Result of print(lists)
using enumerate
:
Index Data
0 ['XYZ']
1 ['100DL20C201961']
2 ['Capital']
3 ['12345']
4 ['Age']
5 ['16 Years']
6 ['Text']
7 ['56789']
8 ['Company Status']
9 ['Active']
10 ['Last Date']
11 ['27-11-2021']
12 ['Class']
13 ['Public Company']
14 ['Date']
15 ['31-12-2021']
However what I want to achieve is saving these bunch of list items as csv or excel so that every even number is header for the column name and odd number is data for the row.
Question:
- Is pandas DataFrame needed for this?
- How to convert bunch of lists as above (or strings) into a '.csv' or '.xlsx' table
Summary of goal: - A (2 row x 8 columns) table in .csv or .xlsx format.
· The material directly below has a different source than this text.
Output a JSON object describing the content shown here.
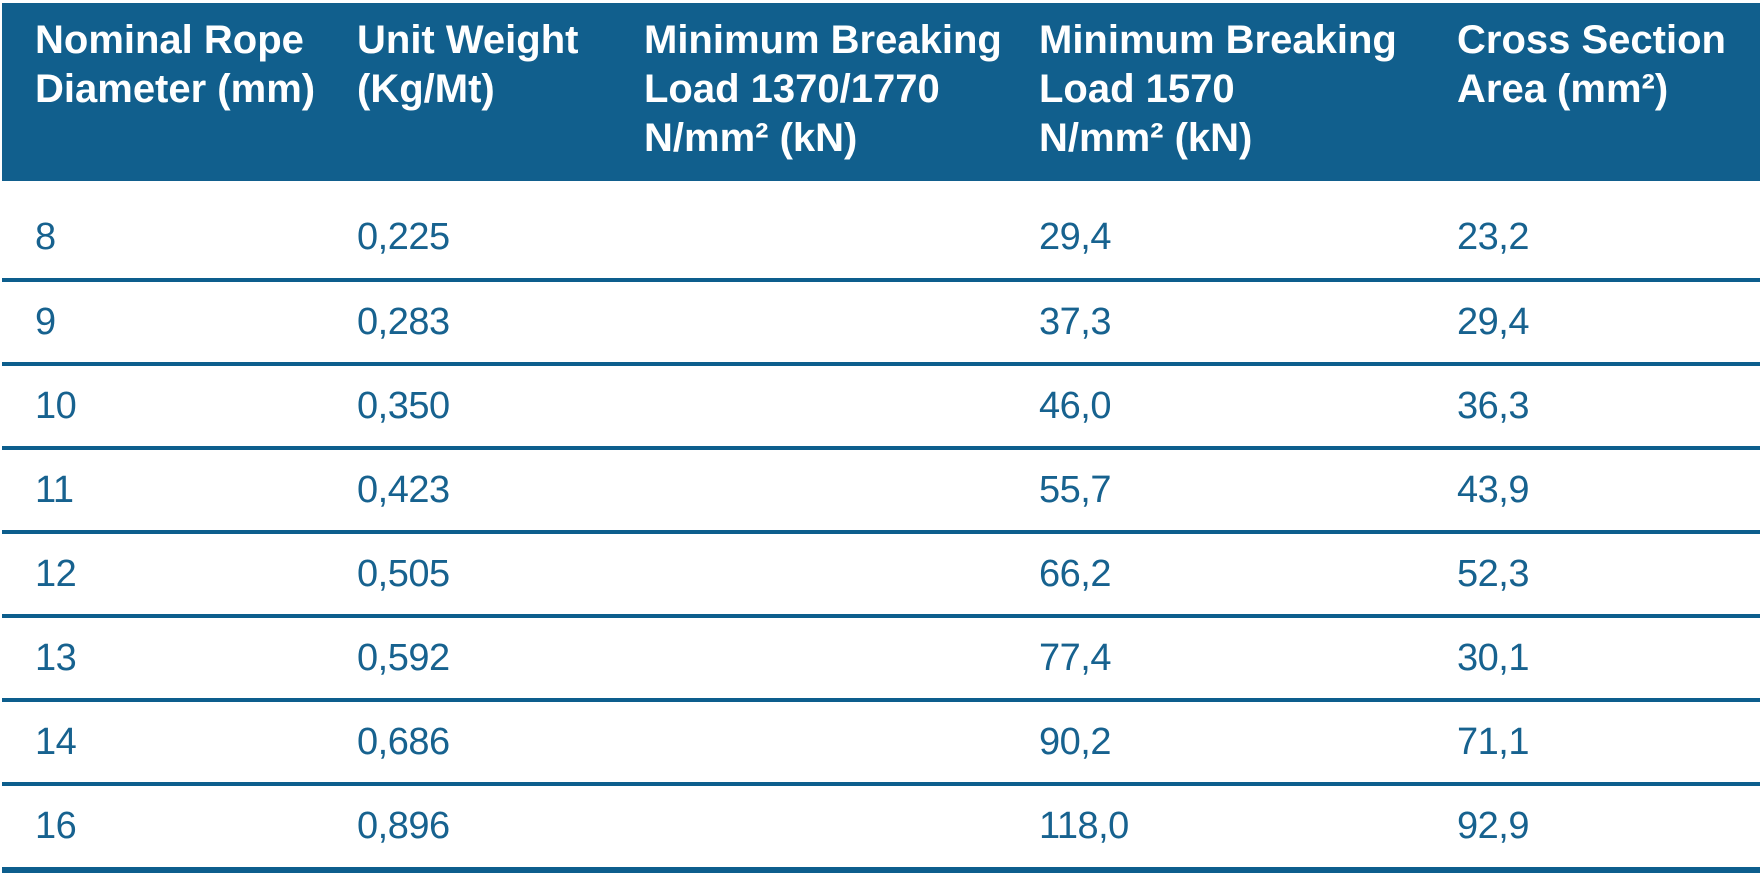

CodePudding user response:
Try:
import pandas as pd
import requests
from bs4 import BeautifulSoup
URL = "https://www.instafinancials.com/company/mahan-energen-limited/U40100DL2005PLC201961"
page = requests.get(URL)
soup = BeautifulSoup(page.content, 'html.parser')
data = []
d = dict((row.select_one('td:nth-child(1)').get_text(),row.select_one('td:nth-child(2)').get_text()) for row in soup.select('#companyContentHolder_companyHighlightsContainer>table >tbody tr')[:8])
#print(d)
data.append(d)
df = pd.DataFrame(data).to_csv('out.csv',index=False)
#print(df)
Complete ResulSet
import pandas as pd
import requests
from bs4 import BeautifulSoup
URL = "https://www.instafinancials.com/company/mahan-energen-limited/U40100DL2005PLC201961"
page = requests.get(URL)
soup = BeautifulSoup(page.content, 'html.parser')
data = []
d = dict((row.select_one('td:nth-child(1)').get_text(),row.select_one('td:nth-child(2)').get_text()) for row in soup.select('#companyContentHolder_companyHighlightsContainer>table >tbody tr')[:8])
#print(d)
d.update(dict((row.select_one('td:nth-child(3)').get_text(),row.select_one('td:nth-child(4)').get_text()) for row in soup.select('#companyContentHolder_companyHighlightsContainer>table >tbody tr')[:8]))
data.append(d)
df = pd.DataFrame(data).to_csv('out2.csv',index=False)
#print(df)